Mas nossos ouvidos nos enganam? Cometem-se barbaridades similares para “vingar” estes ultrajes. Isso é o que lemos em parte da imprensa burguesa. Por cada alemão morto, um vilarejo incendiado. O Berliner Neueste Nachrichten vai além e exige “a expulsão dos distritos ocupados de todos os habitantes… Todos aqueles que sejam vistos vestidos de civis nos distritos proibidos 24 horas depois do mandado de expulsão devem ser fuzilados como “espiões”. A defesa da barbárie, obviamente, anda lado a lado com a detração dos povos estrangeiros (porém cuja amizade até ontem a Alemanha se esforçava em ganhar) e o menosprezo das suas contribuições à caminhada ascendente da humanidade. É como se rompessem todas as normas pelas quais se media o direito e a justiça na vida das nações, todos os pesos falsos com os quais se ponderava o valor das coisas nacionais. Parece estar longe o ideal mundial da solidariedade proletária, a irmandade dos povos. É possível que a guerra extinga não só as vidas humanas, mas também os objetivos humanos?
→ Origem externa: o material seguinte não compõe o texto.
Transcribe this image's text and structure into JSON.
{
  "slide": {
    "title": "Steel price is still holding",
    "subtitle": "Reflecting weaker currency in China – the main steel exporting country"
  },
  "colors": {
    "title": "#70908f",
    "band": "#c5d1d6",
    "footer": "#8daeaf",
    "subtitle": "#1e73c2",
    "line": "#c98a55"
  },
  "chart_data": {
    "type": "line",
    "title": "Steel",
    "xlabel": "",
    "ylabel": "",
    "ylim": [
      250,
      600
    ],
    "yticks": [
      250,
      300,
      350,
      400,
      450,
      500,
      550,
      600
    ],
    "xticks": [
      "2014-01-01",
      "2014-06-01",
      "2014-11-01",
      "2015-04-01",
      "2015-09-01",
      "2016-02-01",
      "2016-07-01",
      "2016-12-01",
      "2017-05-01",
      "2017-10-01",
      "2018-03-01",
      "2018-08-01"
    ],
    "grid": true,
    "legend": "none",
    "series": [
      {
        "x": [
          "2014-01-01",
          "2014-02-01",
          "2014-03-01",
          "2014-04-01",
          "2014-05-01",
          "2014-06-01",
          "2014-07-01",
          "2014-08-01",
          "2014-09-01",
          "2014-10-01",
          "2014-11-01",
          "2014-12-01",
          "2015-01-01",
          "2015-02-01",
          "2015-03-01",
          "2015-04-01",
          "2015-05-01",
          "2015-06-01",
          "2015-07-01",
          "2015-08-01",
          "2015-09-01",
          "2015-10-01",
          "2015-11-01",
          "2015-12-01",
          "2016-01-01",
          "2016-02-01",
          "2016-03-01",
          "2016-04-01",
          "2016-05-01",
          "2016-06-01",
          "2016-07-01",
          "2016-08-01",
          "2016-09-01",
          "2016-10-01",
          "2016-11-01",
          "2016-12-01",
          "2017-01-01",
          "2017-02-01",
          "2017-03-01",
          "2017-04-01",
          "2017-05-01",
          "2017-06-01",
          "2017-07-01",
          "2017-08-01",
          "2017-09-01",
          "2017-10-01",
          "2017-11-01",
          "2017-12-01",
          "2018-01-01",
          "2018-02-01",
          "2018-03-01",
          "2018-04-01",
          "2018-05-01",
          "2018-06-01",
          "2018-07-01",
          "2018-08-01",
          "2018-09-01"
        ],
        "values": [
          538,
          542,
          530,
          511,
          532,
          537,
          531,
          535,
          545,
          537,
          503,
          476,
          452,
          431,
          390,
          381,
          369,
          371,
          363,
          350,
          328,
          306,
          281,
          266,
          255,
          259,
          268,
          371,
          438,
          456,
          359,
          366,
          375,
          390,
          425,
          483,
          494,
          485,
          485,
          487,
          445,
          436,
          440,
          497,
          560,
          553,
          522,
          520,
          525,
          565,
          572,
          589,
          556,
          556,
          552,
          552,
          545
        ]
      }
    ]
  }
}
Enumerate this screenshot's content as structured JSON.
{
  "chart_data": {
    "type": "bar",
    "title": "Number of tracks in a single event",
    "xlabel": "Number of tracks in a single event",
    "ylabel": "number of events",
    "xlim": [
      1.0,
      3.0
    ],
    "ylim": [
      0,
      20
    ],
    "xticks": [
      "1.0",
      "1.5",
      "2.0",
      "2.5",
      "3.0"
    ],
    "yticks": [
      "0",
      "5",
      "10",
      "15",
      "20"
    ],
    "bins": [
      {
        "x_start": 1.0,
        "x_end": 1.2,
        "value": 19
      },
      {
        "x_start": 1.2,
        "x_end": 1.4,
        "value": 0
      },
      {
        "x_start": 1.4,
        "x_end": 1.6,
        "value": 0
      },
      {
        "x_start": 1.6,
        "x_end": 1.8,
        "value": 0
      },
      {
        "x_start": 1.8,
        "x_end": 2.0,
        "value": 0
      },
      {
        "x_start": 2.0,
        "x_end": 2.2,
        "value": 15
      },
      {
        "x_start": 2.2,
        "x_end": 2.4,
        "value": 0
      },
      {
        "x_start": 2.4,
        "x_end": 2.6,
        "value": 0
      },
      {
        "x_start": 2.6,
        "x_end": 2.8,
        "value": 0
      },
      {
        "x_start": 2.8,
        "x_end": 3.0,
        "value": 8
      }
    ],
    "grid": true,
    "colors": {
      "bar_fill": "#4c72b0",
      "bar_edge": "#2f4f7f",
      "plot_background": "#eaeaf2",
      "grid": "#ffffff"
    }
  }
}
Todos os povos contribuíram à civilização

Não, mil vezes não. Não permitamos que as massas operárias se esqueçam que a guerra foi causada por complicações econômicas e políticas mundiais, e não pelas feias e desprezíveis qualidades pessoais dos povos com os quais a Alemanha está lutando. Tenhamos a coragem, quando ouvirmos as invectivas contra a “pérfida Albião”, os “franceses degenerados”, os “russos bárbaros”, etc., de responder apontando as indeléveis riquezas que estes povos aportaram ao desenvolvimento humano, e como ajudaram na frutificação da civilização alemã. Os alemães, que tanto contribuíram para o tesouro internacional da civilização, deveriam poder exercer a justiça e a veracidade ao julgar outros povos. Mencionemos que todas as nações têm o mesmo direito à independência e autonomia por cuja preservação lutam os alemães…

Nós, mulheres socialistas, escutamos as vozes que neste tempo de sangue e ferro ainda falam de maneira suave, dolorida e ao mesmo tempo consoladora do futuro. Sejamos suas intérpretes para nossos filhos. Vamos preservá-los do duro e descarado som das ideias que hoje enchem as ruas, nas quais o orgulho barato da raça afoga a humanidade. Em nossos filhos deve crescer a segurança de que esta espantosa guerra será a última. O sangue dos mortos e feridos não deve ser uma corrente que divide o que une a angústia do presente e a esperança do futuro. Dever ser como um cimento que se mantém firme para sempre.